My group therapy session last week left me feeling rejected, embarrassed, sad, self-conscious, and angry (all in that order). Somehow, I became the focus during group and the subject matter stirred up emotions of being an outcast preteen, which I thought I’d outgrown. I didn’t have very many friends in elementary school. Kids often made fun of me and singled me out for various reasons (one was related to race since there weren’t very many Asians at my school at the time). I clearly still remember the boy who called me names as I was shooting hoops by myself on the playground as he repeatedly told me to go back home to China (I am Filipino). Apparently, as I experienced during group therapy, the memory still effects me with just as much emotion today as it did when I was a kid, which sounds ridiculous especially since I’m a grown adult who has accomplished so much in my life. Yet, I’m sure we all have memories as a child that we either vividly recollect, suppress, or completely block out of our minds due to the pain they once caused. As much as I hated having these feelings come to the surface, I trusted in the therapeutic process and knew that re-experiencing the emotions would lead to greater insight.

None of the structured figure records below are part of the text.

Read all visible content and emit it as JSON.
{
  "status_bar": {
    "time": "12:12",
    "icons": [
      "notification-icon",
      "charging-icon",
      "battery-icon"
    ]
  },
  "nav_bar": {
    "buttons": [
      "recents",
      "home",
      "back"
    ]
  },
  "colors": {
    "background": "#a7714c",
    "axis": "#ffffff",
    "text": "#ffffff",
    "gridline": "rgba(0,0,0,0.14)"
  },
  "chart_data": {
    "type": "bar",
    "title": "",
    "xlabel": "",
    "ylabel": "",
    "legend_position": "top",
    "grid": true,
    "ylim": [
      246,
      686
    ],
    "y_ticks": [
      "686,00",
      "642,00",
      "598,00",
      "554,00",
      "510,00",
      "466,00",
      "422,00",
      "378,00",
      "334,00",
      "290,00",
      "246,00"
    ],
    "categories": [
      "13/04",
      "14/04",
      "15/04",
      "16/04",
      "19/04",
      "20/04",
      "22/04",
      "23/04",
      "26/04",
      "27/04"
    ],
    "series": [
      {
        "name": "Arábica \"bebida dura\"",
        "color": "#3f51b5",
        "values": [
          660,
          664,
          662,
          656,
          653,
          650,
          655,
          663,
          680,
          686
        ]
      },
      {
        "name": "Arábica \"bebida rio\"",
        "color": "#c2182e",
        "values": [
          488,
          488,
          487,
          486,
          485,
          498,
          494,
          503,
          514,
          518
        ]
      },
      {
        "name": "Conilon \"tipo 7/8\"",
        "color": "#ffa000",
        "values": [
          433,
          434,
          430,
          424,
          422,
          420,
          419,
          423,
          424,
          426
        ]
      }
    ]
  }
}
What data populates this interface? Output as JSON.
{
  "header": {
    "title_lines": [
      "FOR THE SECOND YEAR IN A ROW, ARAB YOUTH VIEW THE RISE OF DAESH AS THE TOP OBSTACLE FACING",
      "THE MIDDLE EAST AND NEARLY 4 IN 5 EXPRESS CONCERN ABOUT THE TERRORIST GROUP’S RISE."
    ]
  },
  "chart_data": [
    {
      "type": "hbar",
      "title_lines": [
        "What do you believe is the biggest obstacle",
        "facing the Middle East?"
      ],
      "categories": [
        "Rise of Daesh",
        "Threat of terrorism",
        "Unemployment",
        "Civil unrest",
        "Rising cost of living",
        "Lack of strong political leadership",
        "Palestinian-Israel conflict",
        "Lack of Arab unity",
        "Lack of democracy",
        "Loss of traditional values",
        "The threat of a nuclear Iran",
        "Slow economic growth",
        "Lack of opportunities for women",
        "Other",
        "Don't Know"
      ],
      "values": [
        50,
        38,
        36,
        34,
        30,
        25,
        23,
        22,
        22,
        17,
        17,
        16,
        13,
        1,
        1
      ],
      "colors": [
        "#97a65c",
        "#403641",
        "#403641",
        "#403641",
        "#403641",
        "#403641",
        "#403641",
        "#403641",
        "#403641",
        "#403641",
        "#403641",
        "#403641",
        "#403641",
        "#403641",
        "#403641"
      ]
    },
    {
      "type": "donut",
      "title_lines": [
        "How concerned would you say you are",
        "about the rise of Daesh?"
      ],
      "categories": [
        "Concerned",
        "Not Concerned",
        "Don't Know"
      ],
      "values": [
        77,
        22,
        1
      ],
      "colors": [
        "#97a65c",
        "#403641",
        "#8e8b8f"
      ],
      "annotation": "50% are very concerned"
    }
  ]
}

Now that one week has passed, I felt different going back into my group therapy session this weekend. I was able to consciously separate the feelings I had as a kid from the grown adult I am today. During group, I shared the wave of my emotions I had experienced in the interim, as well as how my cultural background and traditional upbringing impacts my communication with others (ie, in Filipino culture, assertiveness is often viewed as being arrogant and disrespectful, whereas in American culture, assertiveness is often expected and rewarded). The outcome was a sense of validation from my group cohort, for they wanted to understand the reasons why it’s so hard for me to talk and express my opinion during group. Sure, I had to feel like crap and relive components of the hurtful experience, but the outcome is that I’m able to distinguish how those deeply ingrained feelings continue to impact my interactions with others today (ie, fear of feeling misunderstood, withholding my opinion due to fear of being judged, feeling prone to scrutiny, etc). There’s something therapeutic about being consciously aware of the origins of your emotions, whereas prior to this exchange, I felt out of control of the emotions as they were triggered. I realize that I’m not the self-conscious, shy kid I used to be. During my latest group therapy session, I recognized my ability to let down the walls that I had built to protect myself from criticism/judgment. The ultimate outcome = feeling more open to being myself.
As a result of this experience, I have even greater respect for those in therapy. It’s not easy processing painful emotions and many have experienced far more difficult and traumatic events in their lives compared to me. For anyone who believes that therapy is designed to make you feel good after each and every session, you’re wrong. Therapy takes far more work and courage than anyone can even imagine.